Well, I couldn't, but the man had very thick Pierce Brosnan hair, so he was capable of anything. I asked, "Could that really work?" and she said, of course, that that level of confidence is greatly admired by the ladies, who are often sick of games and would prefer a direct proposition.
Then, said she, "You ought to try that sometime. You're good looking enough."
This surprised me to hear, since it's common knowledge that I was so ugly at birth that when the doctor slapped me, somebody called the ASPCA on him. Later, Kelly went on about the handsome extra's persistence, claiming that he grabbed her hand and then her butt. I found that increasingly hard to believe, especially since there was a girl on set who looked like Gwen Stacy. Maybe there's a certain attraction in a girl that spurns your advances, but I'm now wondering how much of her story is true.

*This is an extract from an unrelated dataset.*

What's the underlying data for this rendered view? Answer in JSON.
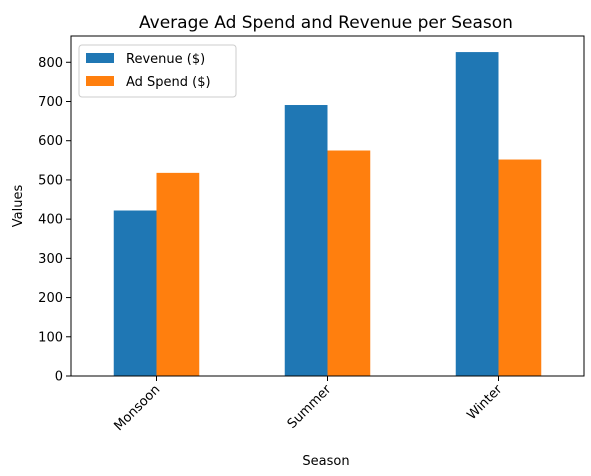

I don't know how much longer I'll do this extras thing--sometime I'll explain the fun-filled hoops you have to jump through to join the Screen Actors Guild and how far I am from getting there--but I'd really like to be a regular on something again. I'd say my chances aren't good, but if there's any show that it might work out on, it would be this one.
I either mentioned it before, or thought about mentioning it before, but the assistant director used to get my name wrong. Today, the A.D., who I still think is the greatest A.D. in the business, kept calling me "John," even after he realised his mistake. Maybe I look like a John (the toilet kind?), I don't know.
I had asked for the next day off--I had an appointment at six--but when they asked me to return, I had to go for it. Before she died, my grandmother gave me some advice. "Listen to me," she said, "Never turn down an offer of food, work, or sex."
And I don't mean to, Mister Frodo, I don't mean to.
Rish Outfield, M.D.
*It was the Bahamas. Apparently, there's very little to do there on days off. Boo hoo.